PKL di Bincen Sampaikan Surat untuk Wali Kota dan Anggota DPRD Tanjungpinang, Memohon Tidak Digusur
PRIMETIMES.ID, TANJUNGPINANG-
Pedagang kaki Lima (PKL) di Pasar Bintan Center, mengirimkan surat kepada Wali Kota dan DPRD Kota Tanjungpinang, agar mereka tidak digusur dan menyediakan pasar untuk berjualan, Jumat (1/8/2025).
Dalam surat yang ditandatangani oleh para PKL tersebut pada, mereka mengeluhkan tindakan razia petugas yang dilakukan pada pagi hari saat mereka tengah berjualan.
“Kami sangat ketakutan dan pontang-panting mengangkat jualan kami, Pak Wali Kota. Kami dibentak-bentak dan jualan kami diobrak-abrik, katanya tidak boleh jualan di trotoar kaki lima,” tulis para pedagang dalam surat tersebut.
Dalam surat itu, mereka mengajukan beberapa permohonan:
1. Pemerintah menyediakan pasar khusus untuk lapak berjualan.

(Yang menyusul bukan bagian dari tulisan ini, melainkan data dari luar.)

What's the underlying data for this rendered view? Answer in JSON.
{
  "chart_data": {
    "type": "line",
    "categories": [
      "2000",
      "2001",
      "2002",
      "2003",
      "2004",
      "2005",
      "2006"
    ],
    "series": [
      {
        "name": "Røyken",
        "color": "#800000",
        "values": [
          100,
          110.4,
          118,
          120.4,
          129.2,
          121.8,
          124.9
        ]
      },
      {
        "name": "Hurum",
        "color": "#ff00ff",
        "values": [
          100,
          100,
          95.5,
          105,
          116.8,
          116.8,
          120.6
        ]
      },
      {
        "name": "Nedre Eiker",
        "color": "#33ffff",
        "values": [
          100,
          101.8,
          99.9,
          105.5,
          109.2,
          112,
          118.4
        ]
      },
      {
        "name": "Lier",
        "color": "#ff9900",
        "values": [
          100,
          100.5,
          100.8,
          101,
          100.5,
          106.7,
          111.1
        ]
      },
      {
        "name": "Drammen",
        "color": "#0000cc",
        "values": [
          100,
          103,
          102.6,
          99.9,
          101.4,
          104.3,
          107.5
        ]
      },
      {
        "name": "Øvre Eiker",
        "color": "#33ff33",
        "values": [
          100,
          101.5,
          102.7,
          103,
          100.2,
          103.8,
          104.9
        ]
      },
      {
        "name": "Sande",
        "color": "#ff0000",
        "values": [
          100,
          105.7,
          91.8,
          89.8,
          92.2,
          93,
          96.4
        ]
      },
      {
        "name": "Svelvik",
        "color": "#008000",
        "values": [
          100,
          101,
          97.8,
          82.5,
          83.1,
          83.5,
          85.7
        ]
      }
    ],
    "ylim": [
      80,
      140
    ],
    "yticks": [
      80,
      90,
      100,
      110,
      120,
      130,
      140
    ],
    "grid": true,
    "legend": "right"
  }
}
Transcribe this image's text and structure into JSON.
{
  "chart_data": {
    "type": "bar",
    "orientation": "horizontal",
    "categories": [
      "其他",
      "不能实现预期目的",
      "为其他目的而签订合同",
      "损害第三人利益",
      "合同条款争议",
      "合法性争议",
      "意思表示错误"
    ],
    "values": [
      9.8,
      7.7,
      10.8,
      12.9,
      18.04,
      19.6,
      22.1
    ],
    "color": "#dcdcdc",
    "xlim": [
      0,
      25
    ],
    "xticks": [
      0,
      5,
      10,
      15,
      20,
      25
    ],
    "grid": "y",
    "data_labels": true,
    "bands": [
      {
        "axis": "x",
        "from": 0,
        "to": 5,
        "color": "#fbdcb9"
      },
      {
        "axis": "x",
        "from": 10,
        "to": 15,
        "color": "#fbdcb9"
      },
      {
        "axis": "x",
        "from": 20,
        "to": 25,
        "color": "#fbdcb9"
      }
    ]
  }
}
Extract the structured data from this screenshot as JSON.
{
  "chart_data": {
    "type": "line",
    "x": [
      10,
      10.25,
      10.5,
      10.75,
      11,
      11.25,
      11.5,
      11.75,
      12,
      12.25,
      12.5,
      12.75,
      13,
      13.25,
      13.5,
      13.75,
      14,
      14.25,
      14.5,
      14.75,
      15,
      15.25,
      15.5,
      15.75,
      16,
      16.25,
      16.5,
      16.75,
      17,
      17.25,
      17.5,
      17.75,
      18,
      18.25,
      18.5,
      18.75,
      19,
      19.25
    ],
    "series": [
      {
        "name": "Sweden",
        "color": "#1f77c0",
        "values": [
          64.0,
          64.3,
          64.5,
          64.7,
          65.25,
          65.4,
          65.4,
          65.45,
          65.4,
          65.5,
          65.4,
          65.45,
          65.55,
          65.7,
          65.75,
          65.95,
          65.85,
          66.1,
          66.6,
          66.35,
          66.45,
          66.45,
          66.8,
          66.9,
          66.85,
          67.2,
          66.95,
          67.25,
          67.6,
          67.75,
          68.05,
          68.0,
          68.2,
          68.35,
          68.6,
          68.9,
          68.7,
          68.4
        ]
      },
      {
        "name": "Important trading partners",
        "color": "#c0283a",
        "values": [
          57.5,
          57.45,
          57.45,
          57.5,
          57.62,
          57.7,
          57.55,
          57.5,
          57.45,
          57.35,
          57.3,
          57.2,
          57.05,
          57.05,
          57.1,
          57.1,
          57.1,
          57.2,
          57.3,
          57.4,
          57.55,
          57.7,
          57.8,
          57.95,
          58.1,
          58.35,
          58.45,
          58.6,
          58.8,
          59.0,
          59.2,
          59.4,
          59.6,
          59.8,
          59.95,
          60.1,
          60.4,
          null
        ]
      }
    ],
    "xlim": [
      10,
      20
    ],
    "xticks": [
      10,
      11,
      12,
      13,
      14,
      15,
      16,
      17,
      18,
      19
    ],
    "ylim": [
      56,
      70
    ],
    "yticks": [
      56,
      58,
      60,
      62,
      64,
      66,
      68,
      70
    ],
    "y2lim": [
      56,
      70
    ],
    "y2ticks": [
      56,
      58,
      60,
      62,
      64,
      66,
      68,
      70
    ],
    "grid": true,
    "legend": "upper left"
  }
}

2. Adanya pembinaan dan solusi konkret dari pemerintah.
3. Diberikan izin untuk berjualan di kaki lima Bincen dari pukul 05.00 WIB hingga 10.00 WIB, dengan komitmen menjaga kebersihan dan membayar retribusi harian.
“Kami akan menjaga kebersihan dan menyapu bekas lapak dengan bersih setelah jam 10.00 WIB selesai jualan. Kami bersedia membayar retribusi kebersihan per orang per hari Rp5.000 hingga Rp10.000,” ujar para pedagang dalam surat tersebut
Para PKL menyadari bahwa aktivitas mereka tidak sesuai dengan Peraturan Daerah tentang Ketertiban, Kebersihan, dan Keindahan (K3), namun berharap pemerintah bisa memberikan solusi yang berpihak pada rakyat kecil.
“Kami tahu Bapak adalah Wali Kota kami yang bisa mencari solusi untuk kami masyarakat. Mohon kami diberi kesempatan mencari nafkah demi sesuap nasi untuk anak dan isteri kami,” harap mereka.
Hingga berita ini dipublish, media ini belum mendapatkan tanggapan resmi dari pihak Pemko Tanjungpinang.